Collisions in the LHC generate particles that often decay in complex ways into even more particles. Electronic circuits record the passage of each particle through a detector as a series of electronic signals, and send the data to the CERN Data Centre for digital reconstruction. The digitised summary is recorded as a 'collision event'. Up to about 1 billion particle collisions can take place every second inside the LHC experiment's detectors. It is not possible to read out all of these events. A 'trigger' system is therefore used to filter the data and select those events that are potentially interesting for further analysis.
Even after the drastic data reduction performed by the experiments, the CERN Data Centre used to process on average one petabyte (one million gigabytes) of data per day during LHC Run 2.
The LHC experiments plan to collect more data during LHC Run 3 than they did in the first two runs combined. It means that the computing challenge during long shutdown 2 was to get ready to store and analyse more than 600 petabytes of data (600 million gigabytes), equivalent to over 20 000 years of 24/7 HD video recording.
Archiving the vast quantities of data is an essential function at CERN. Magnetic tapes are used as the main long-term storage medium and data from the archive is continuously migrated to newer technology, higher density tapes.

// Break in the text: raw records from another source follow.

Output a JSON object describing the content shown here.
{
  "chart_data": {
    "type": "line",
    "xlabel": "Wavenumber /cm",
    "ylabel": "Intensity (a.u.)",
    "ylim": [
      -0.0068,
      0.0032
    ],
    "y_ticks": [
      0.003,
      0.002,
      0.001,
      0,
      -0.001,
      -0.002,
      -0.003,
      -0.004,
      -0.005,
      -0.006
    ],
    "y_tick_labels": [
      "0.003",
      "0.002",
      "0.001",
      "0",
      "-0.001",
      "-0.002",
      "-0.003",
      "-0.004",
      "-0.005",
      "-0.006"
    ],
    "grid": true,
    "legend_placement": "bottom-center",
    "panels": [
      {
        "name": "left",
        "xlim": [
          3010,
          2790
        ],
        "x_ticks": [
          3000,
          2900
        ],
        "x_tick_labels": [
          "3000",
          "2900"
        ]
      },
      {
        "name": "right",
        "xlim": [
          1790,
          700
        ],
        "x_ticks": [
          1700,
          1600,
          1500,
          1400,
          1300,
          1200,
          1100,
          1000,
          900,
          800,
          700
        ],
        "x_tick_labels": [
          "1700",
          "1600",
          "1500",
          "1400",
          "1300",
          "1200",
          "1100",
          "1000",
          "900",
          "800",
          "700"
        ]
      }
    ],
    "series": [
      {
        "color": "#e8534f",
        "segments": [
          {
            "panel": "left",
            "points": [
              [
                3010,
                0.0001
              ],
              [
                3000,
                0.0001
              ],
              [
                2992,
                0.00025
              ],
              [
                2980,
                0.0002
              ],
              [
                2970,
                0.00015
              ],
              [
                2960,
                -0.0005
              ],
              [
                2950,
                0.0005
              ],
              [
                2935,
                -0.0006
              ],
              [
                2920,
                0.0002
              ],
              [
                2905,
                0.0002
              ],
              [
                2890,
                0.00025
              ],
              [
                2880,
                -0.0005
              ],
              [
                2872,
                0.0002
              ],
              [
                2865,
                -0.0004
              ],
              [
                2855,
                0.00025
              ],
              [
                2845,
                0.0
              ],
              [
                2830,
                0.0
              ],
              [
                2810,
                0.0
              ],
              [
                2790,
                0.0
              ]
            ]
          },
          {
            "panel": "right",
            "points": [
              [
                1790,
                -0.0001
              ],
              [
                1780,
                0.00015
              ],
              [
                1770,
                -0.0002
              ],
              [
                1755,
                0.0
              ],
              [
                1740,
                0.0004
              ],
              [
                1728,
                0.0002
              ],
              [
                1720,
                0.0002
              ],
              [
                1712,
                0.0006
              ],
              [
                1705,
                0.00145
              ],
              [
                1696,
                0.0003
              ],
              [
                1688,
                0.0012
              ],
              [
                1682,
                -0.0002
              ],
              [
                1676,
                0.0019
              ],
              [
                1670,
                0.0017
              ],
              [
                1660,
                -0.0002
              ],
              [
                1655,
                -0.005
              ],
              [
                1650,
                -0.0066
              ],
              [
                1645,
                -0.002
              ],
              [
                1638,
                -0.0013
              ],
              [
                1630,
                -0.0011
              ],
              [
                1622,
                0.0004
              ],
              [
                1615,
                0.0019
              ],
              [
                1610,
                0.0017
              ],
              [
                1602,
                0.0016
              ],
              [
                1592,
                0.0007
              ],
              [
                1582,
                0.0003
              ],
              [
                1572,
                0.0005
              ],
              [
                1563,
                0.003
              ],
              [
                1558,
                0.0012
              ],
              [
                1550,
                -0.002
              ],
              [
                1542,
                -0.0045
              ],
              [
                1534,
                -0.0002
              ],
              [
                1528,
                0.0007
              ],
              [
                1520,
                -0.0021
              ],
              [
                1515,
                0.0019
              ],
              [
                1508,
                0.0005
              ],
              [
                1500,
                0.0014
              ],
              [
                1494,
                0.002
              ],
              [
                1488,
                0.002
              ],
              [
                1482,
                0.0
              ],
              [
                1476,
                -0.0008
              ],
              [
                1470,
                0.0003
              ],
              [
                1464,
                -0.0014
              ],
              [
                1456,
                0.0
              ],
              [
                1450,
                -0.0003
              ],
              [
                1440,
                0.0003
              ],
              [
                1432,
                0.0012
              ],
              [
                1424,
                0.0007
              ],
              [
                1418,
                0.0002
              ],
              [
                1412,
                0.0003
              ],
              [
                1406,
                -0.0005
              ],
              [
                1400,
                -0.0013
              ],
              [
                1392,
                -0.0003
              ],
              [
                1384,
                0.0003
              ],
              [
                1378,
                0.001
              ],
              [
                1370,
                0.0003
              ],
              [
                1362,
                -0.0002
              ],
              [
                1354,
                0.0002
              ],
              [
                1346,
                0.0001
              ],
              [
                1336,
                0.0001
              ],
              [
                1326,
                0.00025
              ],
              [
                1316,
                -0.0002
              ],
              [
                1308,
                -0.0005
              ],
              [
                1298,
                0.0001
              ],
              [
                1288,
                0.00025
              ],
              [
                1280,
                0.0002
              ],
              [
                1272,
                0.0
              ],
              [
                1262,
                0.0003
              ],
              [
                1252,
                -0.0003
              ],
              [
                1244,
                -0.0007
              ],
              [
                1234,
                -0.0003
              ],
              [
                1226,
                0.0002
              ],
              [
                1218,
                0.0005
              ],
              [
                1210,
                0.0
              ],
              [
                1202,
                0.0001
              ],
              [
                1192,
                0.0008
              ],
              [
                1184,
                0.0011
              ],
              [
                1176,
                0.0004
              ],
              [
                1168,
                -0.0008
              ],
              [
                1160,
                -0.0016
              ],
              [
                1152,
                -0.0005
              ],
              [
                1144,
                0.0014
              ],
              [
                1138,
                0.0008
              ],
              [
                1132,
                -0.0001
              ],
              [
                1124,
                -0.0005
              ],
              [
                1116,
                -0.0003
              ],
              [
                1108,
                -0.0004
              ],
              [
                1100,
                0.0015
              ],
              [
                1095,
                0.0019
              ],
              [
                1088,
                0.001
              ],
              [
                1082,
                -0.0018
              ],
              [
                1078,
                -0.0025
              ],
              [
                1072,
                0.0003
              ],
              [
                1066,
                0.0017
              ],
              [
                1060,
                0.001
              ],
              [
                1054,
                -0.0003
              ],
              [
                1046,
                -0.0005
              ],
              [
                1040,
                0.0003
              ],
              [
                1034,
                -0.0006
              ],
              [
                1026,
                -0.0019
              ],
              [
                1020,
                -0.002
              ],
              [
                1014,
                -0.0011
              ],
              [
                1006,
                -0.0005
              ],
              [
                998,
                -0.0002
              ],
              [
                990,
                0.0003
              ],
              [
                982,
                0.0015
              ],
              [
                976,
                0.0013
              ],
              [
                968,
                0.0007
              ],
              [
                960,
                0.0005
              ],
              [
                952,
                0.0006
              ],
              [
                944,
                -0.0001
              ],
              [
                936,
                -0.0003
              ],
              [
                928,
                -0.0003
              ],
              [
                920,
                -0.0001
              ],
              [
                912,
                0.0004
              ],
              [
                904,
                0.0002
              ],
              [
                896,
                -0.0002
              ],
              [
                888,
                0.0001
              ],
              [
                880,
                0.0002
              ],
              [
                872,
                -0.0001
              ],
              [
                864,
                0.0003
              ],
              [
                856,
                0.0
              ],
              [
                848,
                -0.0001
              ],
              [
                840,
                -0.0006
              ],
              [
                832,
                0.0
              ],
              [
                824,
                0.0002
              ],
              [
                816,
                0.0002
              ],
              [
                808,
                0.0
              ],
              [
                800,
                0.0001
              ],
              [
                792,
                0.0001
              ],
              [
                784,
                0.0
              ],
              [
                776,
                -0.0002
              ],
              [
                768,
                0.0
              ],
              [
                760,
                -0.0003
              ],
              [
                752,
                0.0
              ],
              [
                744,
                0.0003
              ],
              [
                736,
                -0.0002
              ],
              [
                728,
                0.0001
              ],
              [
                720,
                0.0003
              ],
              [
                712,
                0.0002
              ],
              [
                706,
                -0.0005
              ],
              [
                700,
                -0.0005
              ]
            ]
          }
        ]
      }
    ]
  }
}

The CERN storage system, EOS, was created for the extreme LHC computing requirements. EOS instances at CERN exceed seven billion files (as of June 2022), matching the exceptional performances of the LHC machine and experiments. EOS is now expanding for other data storage needs beyond high-energy physics, with AARNET, the Australian Academic and Research Network, and the EU Joint Research Centre for Digital Earth and Reference Data adopting it for their big-data systems.